Now I've got nothing against Westwego types-they can be, often are, canny, shrewd, generous women, good folks. But there's something about the way she plays the part-yes, that's it, she's playing it and not too well, somewhat absentmindedly.

But I'm fond of her. When she makes as if to give me a hug, I give her a hug. She's bigger.

"How you doing, Doc?"

"I'm fine. I'm glad to see you."

"I hear you been having trouble."

"Yes. But I'm all right now. Do you have trouble?"

"Old Doc. You always been my bud."

"Thanks, Ella." It's time she let go, but she hugs me tight, a jolly, nonsexual hug, like a good old Westwego girl.

"Dear old Doc. Tell me something."

"All right."

"You getting much, Doc?"

"What?
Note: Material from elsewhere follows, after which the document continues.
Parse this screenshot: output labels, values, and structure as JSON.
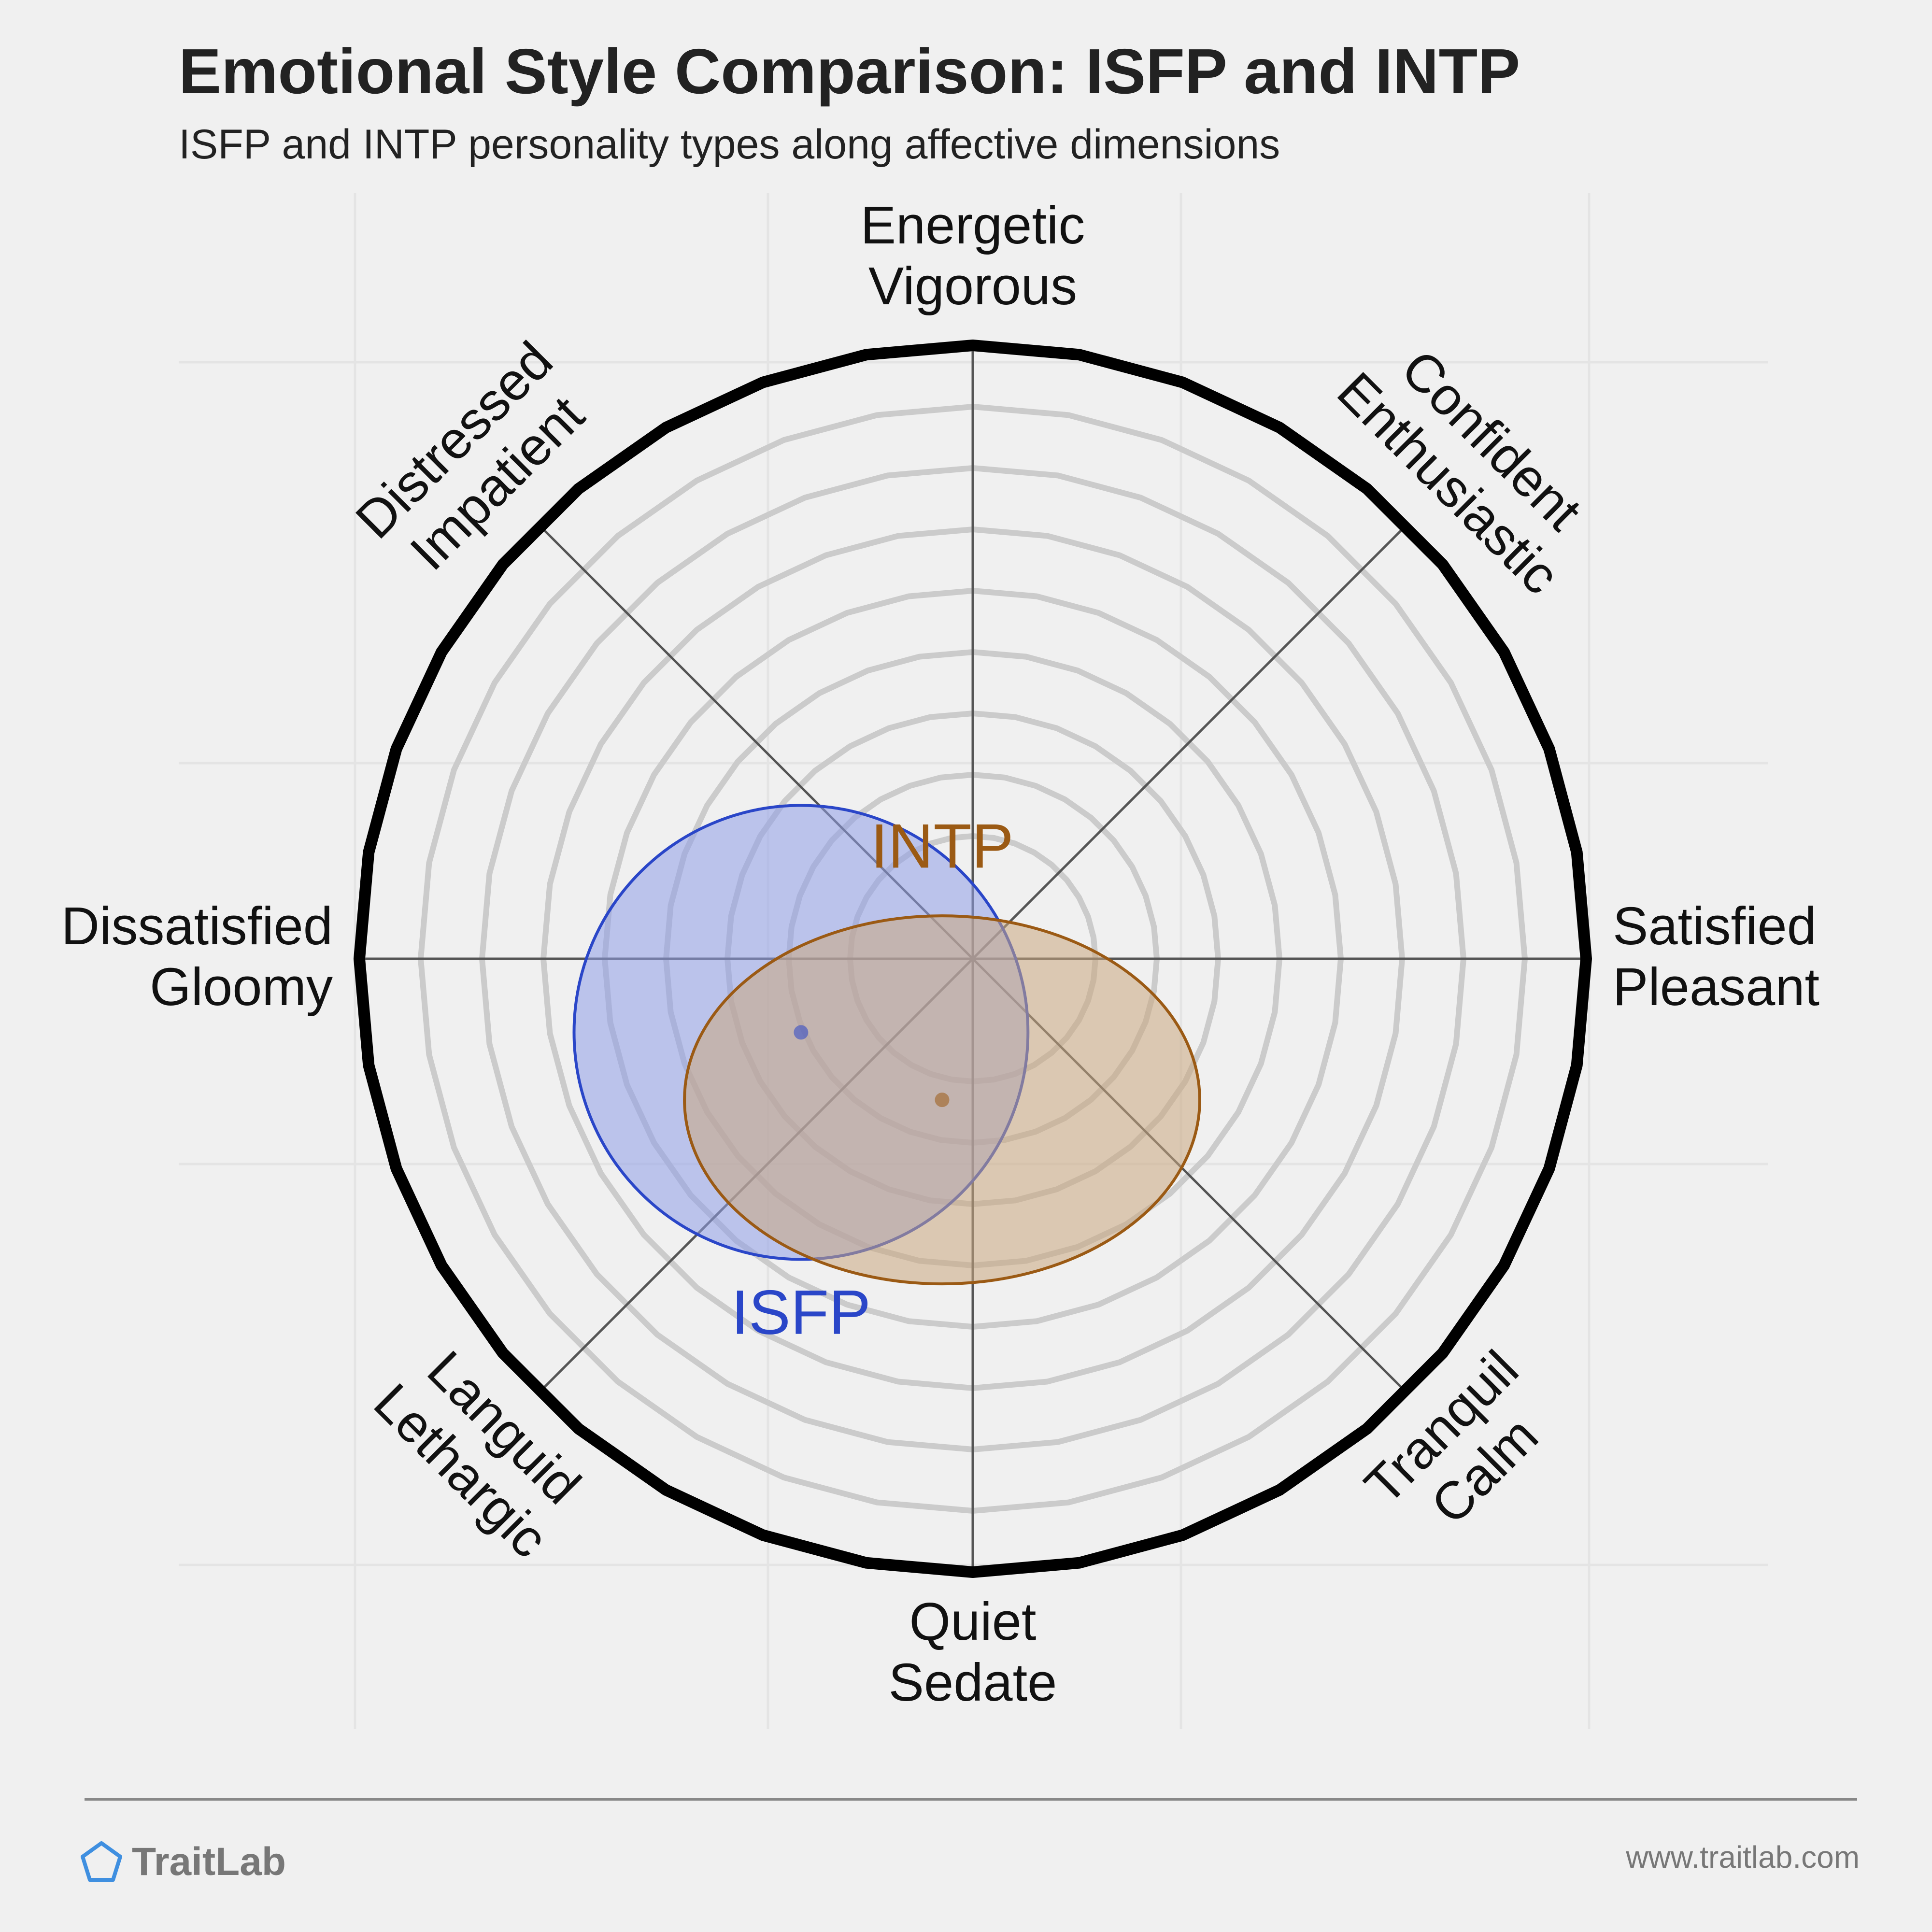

Oh." Well, so much for the spindrift of the heart. "What happened to your arm, Ella?" I ask, holding her off to take a look.

"You're not going to believe this, Doc."

Maybe I won't, but it's a relief to get her into a chair, aggrieved and telling me her troubles.

I am wondering about Mel out in the truck.

She goes into a long rigmarole about getting abused by her superior at Mitsy, a person named Fat Alice, who beat her up and broke her arm-and then getting fired. She wants to sue Mitsy for a million dollars and wants me to testify about her mental health.

"The real boss, who is also her boss, says he knows you," she concludes.

"Who is that?"

"Mr. Beck. Albert J. Beck."

"Bubba Beck? Yes, we went to high school together. Don't you remember him? He was all-state quarterback."

"Will you call him?"

"Yes. What is it you really want, Ella?"

"I want my old job back and I want him to tell Fat Alice to leave me alone."

"All right."

"Tell him also that thanks to Fat Alice I was also exposed to radioactive sodium and have been rendered sterile."

"All right."

I reach Bubba at home. Although I haven't spoken to him for twenty years he doesn't seem surprised.

"How you doing, Ace?" asks Bubba.

"I'm fine. I have a patient here with a problem. You might be able to help."